De achterblijvers in de stad blijken soms crimineel, mentaal beperkt of destructief. Om geld te verdienen sluit Lang zich aan bij een team dat zwerfhonden uit de stad moet verdrijven omdat er fabrieken worden gebouwd voor de toekomst van de stad die „niet achter mag blijven”. Het meest gezocht blijkt een zwarte windhond die hondsdolheid zou hebben.
Het dier blijkt voor Lang – zoals Variety het treffend noemde – een chien fatale , een geestige woordspeling op de verleidelijke vrouwen die mannen in het ongeluk stortten in film noir. De vaak met wantrouwen benaderde Lang voelt zich meer thuis bij het gevreesde dier dan bij zijn ambitieuze of gretig honden mishandelende landgenoten. Peng is goed gecast als de enigmatische Lang en windhond Xin kreeg in Cannes de Grand Jury Prize tijdens de Palm Dog Award, de competitie met een knipoog voor beste viervoeter.

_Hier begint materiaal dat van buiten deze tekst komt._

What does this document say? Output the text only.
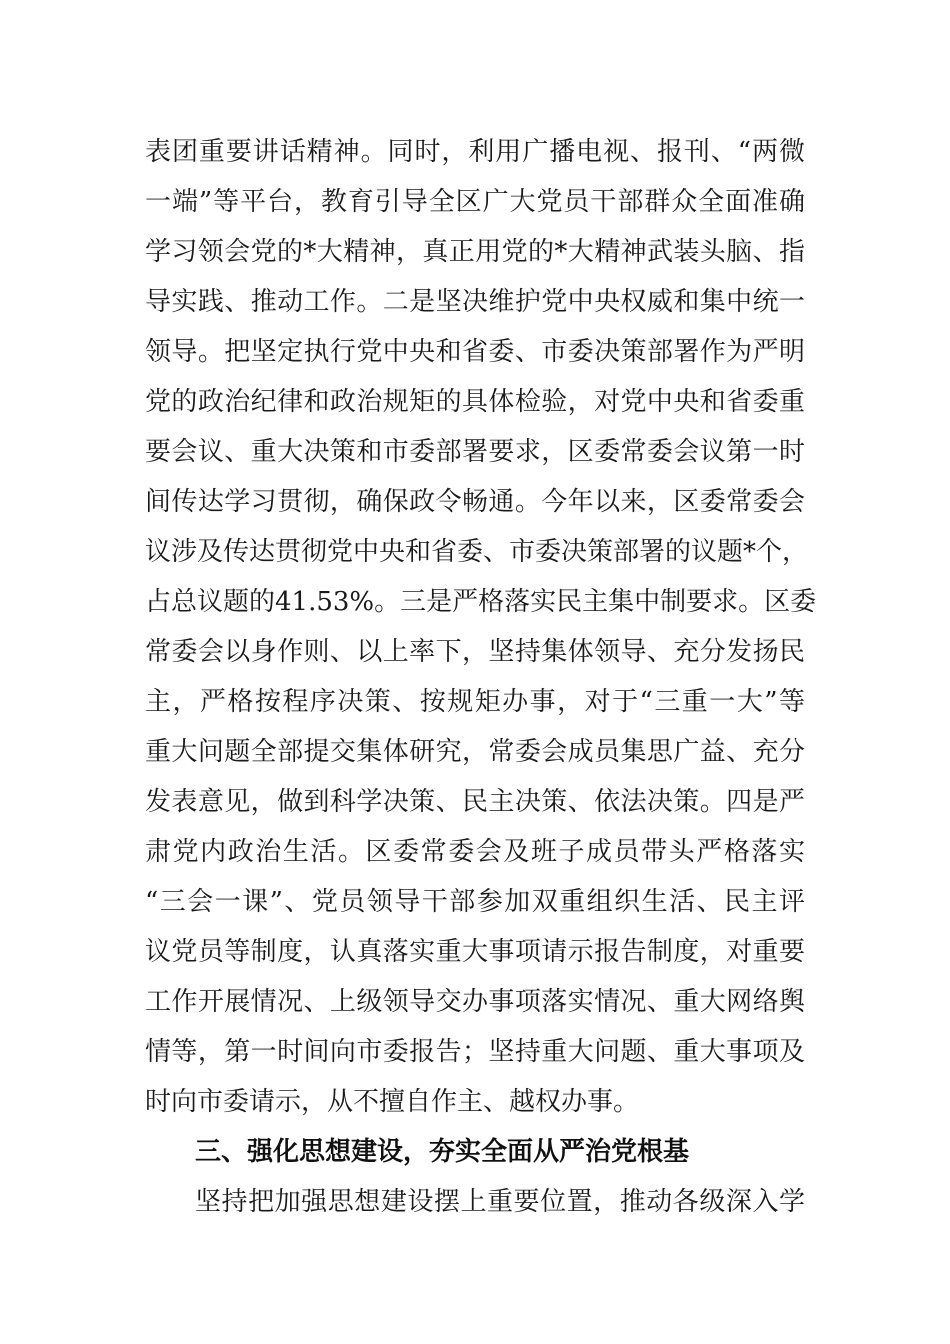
表团重要讲话精神。同时，利用广播电视、报刊、“两微
一端”等平台，教育引导全区广大党员干部群众全面准确
学习领会党的*大精神，真正用党的*大精神武装头脑、指
导实践、推动工作。二是坚决维护党中央权威和集中统一
领导。把坚定执行党中央和省委、市委决策部署作为严明
党的政治纪律和政治规矩的具体检验，对党中央和省委重
要会议、重大决策和市委部署要求，区委常委会议第一时
间传达学习贯彻，确保政令畅通。今年以来，区委常委会
议涉及传达贯彻党中央和省委、市委决策部署的议题*个，
占总议题的41.53%。三是严格落实民主集中制要求。区委
常委会以身作则、以上率下，坚持集体领导、充分发扬民
主，严格按程序决策、按规矩办事，对于“三重一大”等
重大问题全部提交集体研究，常委会成员集思广益、充分
发表意见，做到科学决策、民主决策、依法决策。四是严
肃党内政治生活。区委常委会及班子成员带头严格落实
“三会一课”、党员领导干部参加双重组织生活、民主评
议党员等制度，认真落实重大事项请示报告制度，对重要
工作开展情况、上级领导交办事项落实情况、重大网络舆
情等，第一时间向市委报告；坚持重大问题、重大事项及
时向市委请示，从不擅自作主、越权办事。
三、强化思想建设，夯实全面从严治党根基
坚持把加强思想建设摆上重要位置，推动各级深入学
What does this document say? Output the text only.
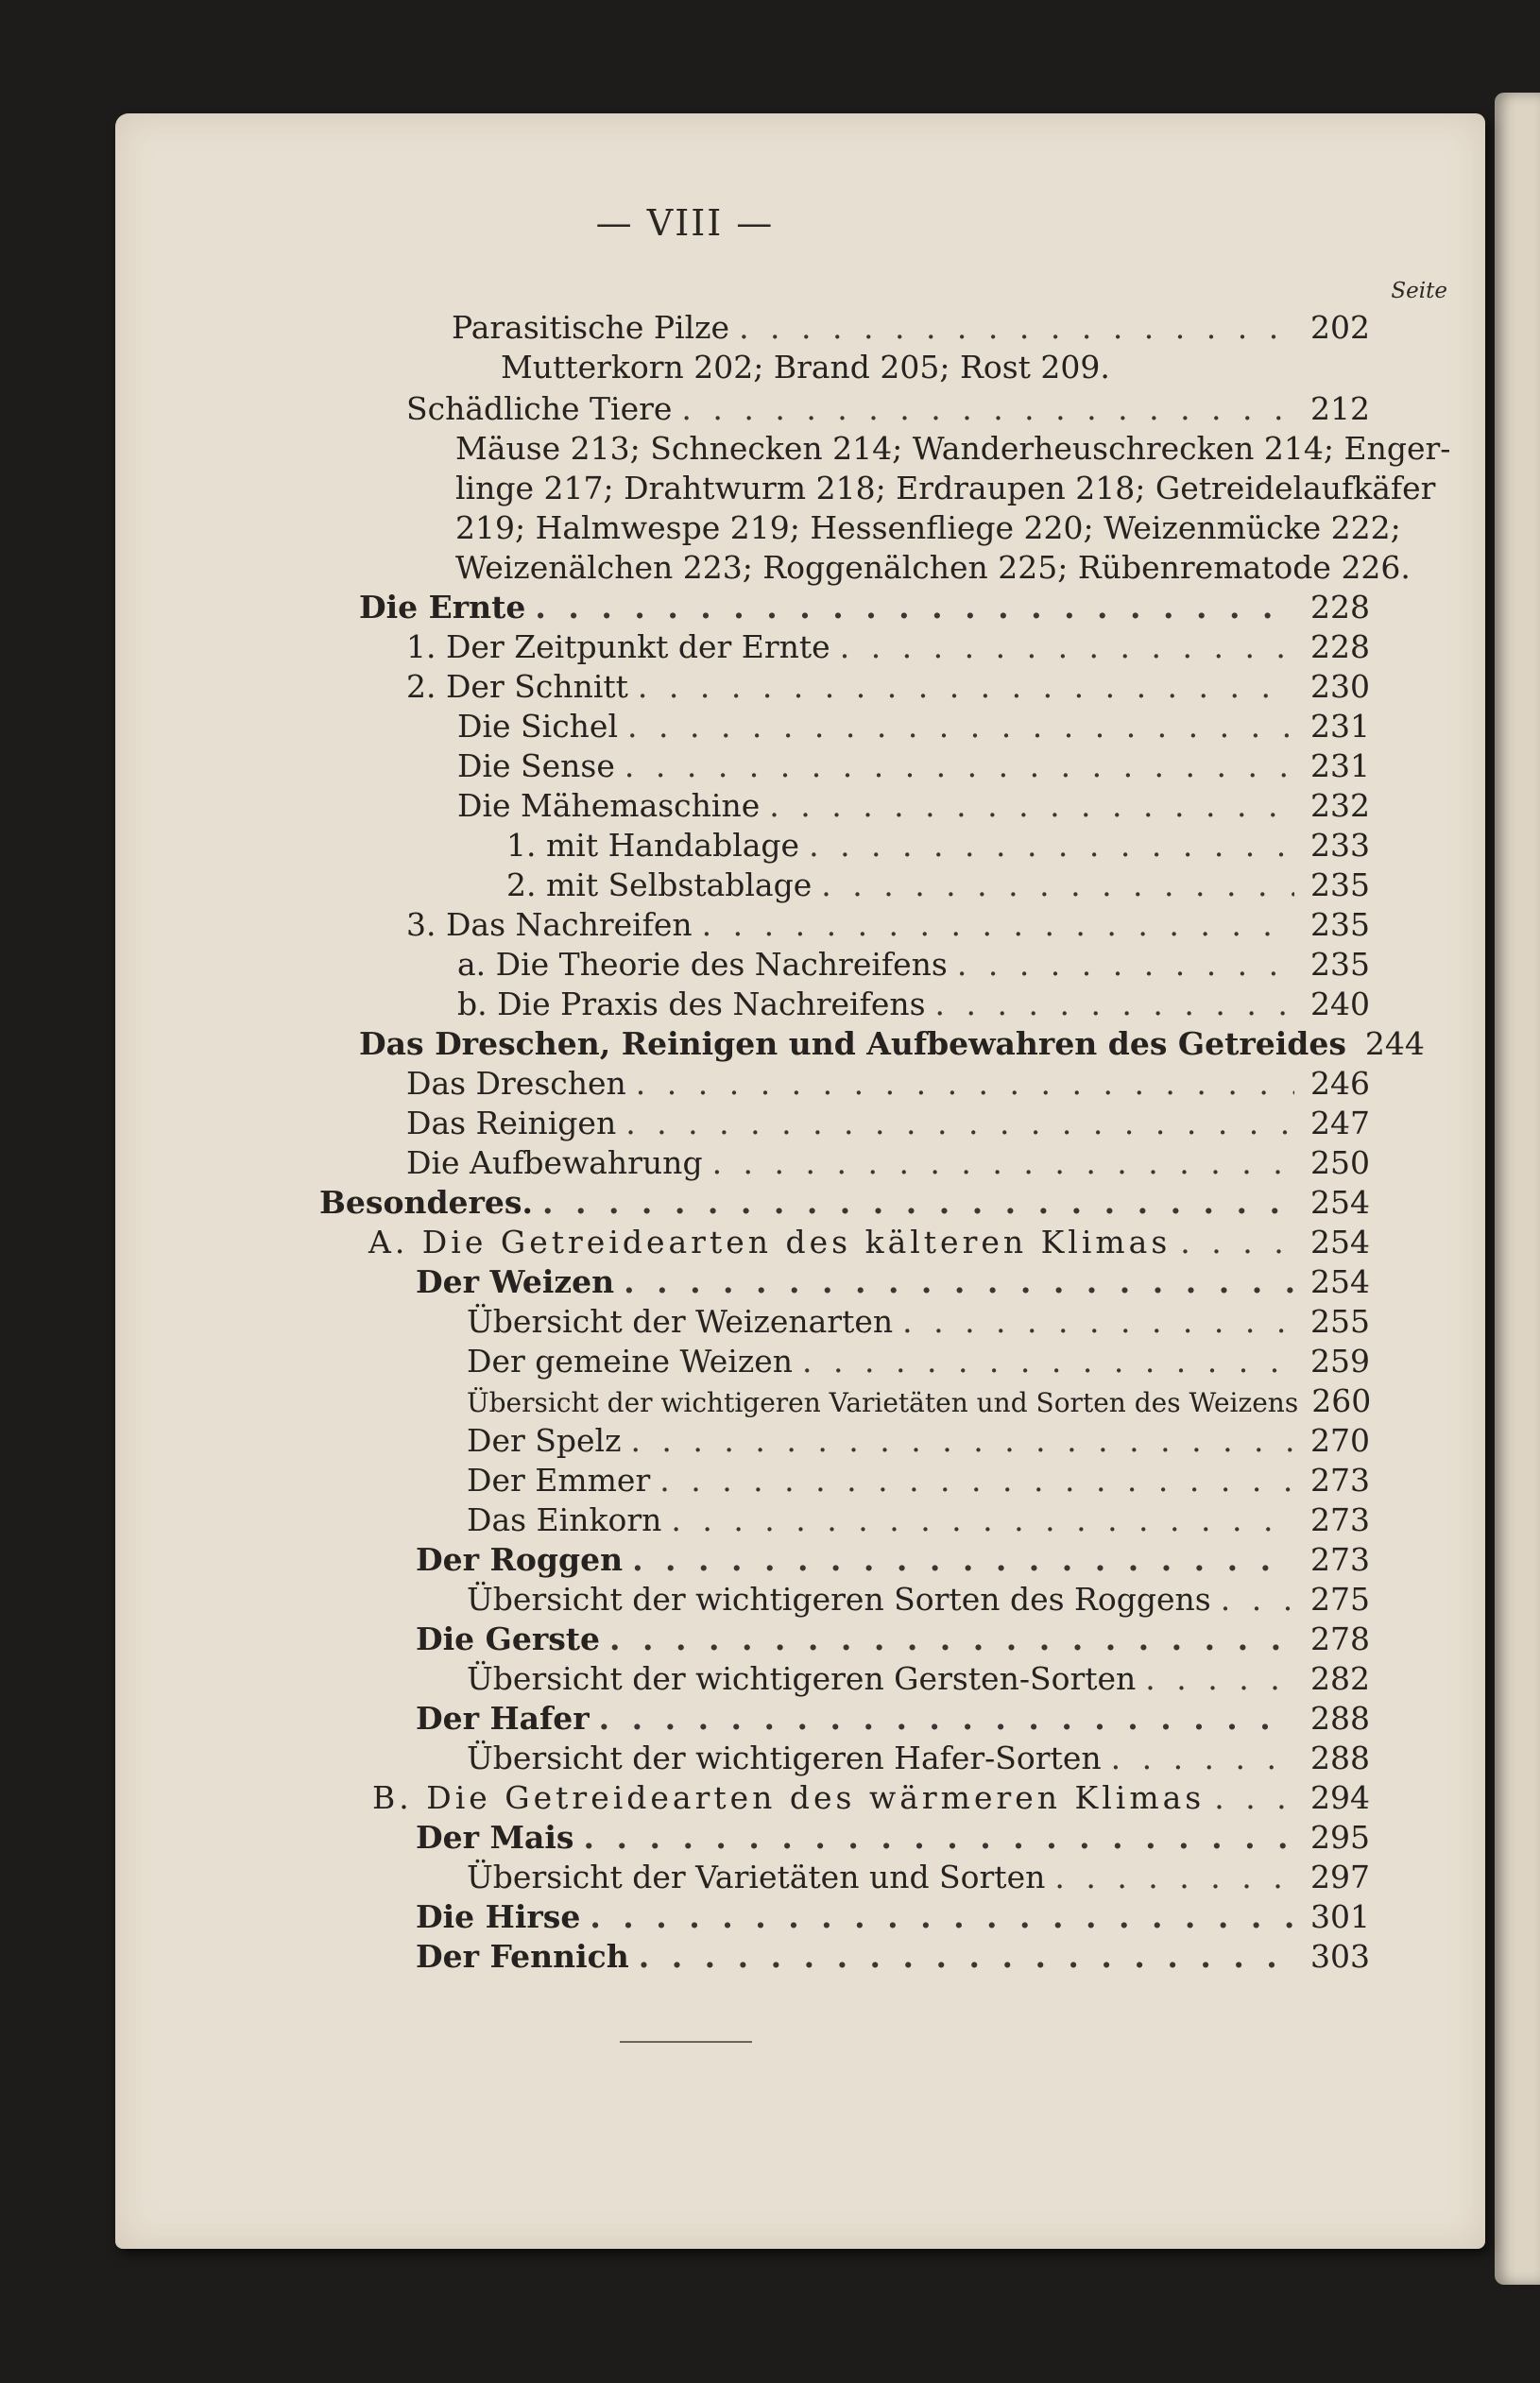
— VIII —
Seite
Parasitische Pilze . . .	202
Mutterkorn 202; Brand 205; Rost 209.
Schädliche Tiere . . .	212
Mäuse 213; Schnecken 214; Wanderheuschrecken 214; Enger-
linge 217; Drahtwurm 218; Erdraupen 218; Getreidelaufkäfer
219; Halmwespe 219; Hessenfliege 220; Weizenmücke 222;
Weizenälchen 223; Roggenälchen 225; Rübenrematode 226.
Die Ernte . . .	228
1. Der Zeitpunkt der Ernte . . .	228
2. Der Schnitt . . .	230
Die Sichel . . .	231
Die Sense . . .	231
Die Mähemaschine . . .	232
1. mit Handablage . . .	233
2. mit Selbstablage . . .	235
3. Das Nachreifen . . .	235
a. Die Theorie des Nachreifens . . .	235
b. Die Praxis des Nachreifens . . .	240
Das Dreschen, Reinigen und Aufbewahren des Getreides 244
Das Dreschen . . .	246
Das Reinigen . . .	247
Die Aufbewahrung . . .	250
Besonderes. . . .	254
A. Die Getreidearten des kälteren Klimas . . .	254
Der Weizen . . .	254
Übersicht der Weizenarten . . .	255
Der gemeine Weizen . . .	259
Übersicht der wichtigeren Varietäten und Sorten des Weizens 260
Der Spelz . . .	270
Der Emmer . . .	273
Das Einkorn . . .	273
Der Roggen . . .	273
Übersicht der wichtigeren Sorten des Roggens . . .	275
Die Gerste . . .	278
Übersicht der wichtigeren Gersten-Sorten . . .	282
Der Hafer . . .	288
Übersicht der wichtigeren Hafer-Sorten . . .	288
B. Die Getreidearten des wärmeren Klimas . . .	294
Der Mais . . .	295
Übersicht der Varietäten und Sorten . . .	297
Die Hirse . . .	301
Der Fennich . . .	303
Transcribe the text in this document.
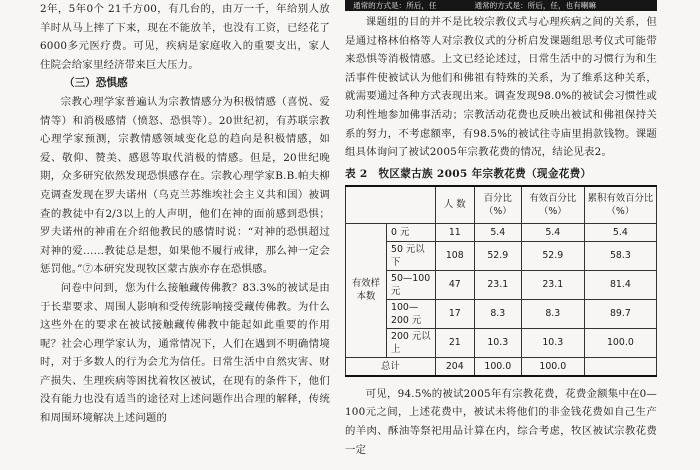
2年，5年0个 21千方00，有几台的，由万一千，年给别人放羊时从马上摔了下来，现在不能放羊，也没有工资，已经花了6000多元医疗费。可见，疾病是家庭收入的重要支出，家人住院会给家里经济带来巨大压力。

（三）恐惧感

宗教心理学家普遍认为宗教情感分为积极情感（喜悦、爱情等）和消极感情（愤怒、恐惧等）。20世纪初，有苏联宗教心理学家预测，宗教情感领域变化总的趋向是积极情感，如爱、敬仰、赞美、感恩等取代消极的情感。但是，20世纪晚期，众多研究依然发现恐惧感存在。宗教心理学家B.B.帕夫柳克调查发现在罗夫诺州（乌克兰苏维埃社会主义共和国）被调查的教徒中有2/3以上的人声明，他们在神的面前感到恐惧；罗夫诺州的神甫在介绍他教民的感情时说：“对神的恐惧超过对神的爱……教徒总是想，如果他不履行戒律，那么神一定会惩罚他。”⑦本研究发现牧区蒙古族亦存在恐惧感。

问卷中问到，您为什么接触藏传佛教？83.3%的被试是由于长辈要求、周围人影响和受传统影响接受藏传佛教。为什么这些外在的要求在被试接触藏传佛教中能起如此重要的作用呢？社会心理学家认为，通常情况下，人们在遇到不明确情境时，对于多数人的行为会尤为信任。日常生活中自然灾害、财产损失、生理疾病等困扰着牧区被试，在现有的条件下，他们没有能力也没有适当的途径对上述问题作出合理的解释，传统和周围环境解决上述问题的

通常的方式是：所后，任　　　　　通常的方式是：所后，任，也有喇嘛

课题组的目的并不是比较宗教仪式与心理疾病之间的关系，但是通过格林伯格等人对宗教仪式的分析启发课题组思考仪式可能带来恐惧等消极情感。上文已经论述过，日常生活中的习惯行为和生活事件使被试认为他们和佛祖有特殊的关系，为了维系这种关系，就需要通过各种方式表现出来。调查发现98.0%的被试会习惯性或功利性地参加佛事活动；宗教活动花费也反映出被试和佛祖保持关系的努力，不考虑额率，有98.5%的被试往寺庙里捐款钱物。课题组具体询问了被试2005年宗教花费的情况，结论见表2。

表 2　牧区蒙古族 2005 年宗教花费（现金花费）
		人 数	百分比（%）	有效百分比（%）	累积有效百分比（%）
有效样本数	0 元	11	5.4	5.4	5.4
	50 元以下	108	52.9	52.9	58.3
	50—100 元	47	23.1	23.1	81.4
	100—200 元	17	8.3	8.3	89.7
	200 元以上	21	10.3	10.3	100.0
总计		204	100.0	100.0	

可见，94.5%的被试2005年有宗教花费，花费金额集中在0—100元之间，上述花费中，被试未将他们的非金钱花费如自己生产的羊肉、酥油等祭祀用品计算在内，综合考虑，牧区被试宗教花费一定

Ook de bijrollen zijn goed gekozen. Zo duikt Jia Zhang-ke op, de gerenommeerde regisseur die net als Hu deel uitmaakt van ‘de zesde generatie’ filmmakers in China, bekend om hun kritiek op de snelle industrialisering van hun geboorteland. In Black Dog verpakt Hu scherpe maatschappijkritiek elegant in een vorm die tegelijkertijd bevreemdend en toegankelijk voelt.
Dat werkt verrassend goed..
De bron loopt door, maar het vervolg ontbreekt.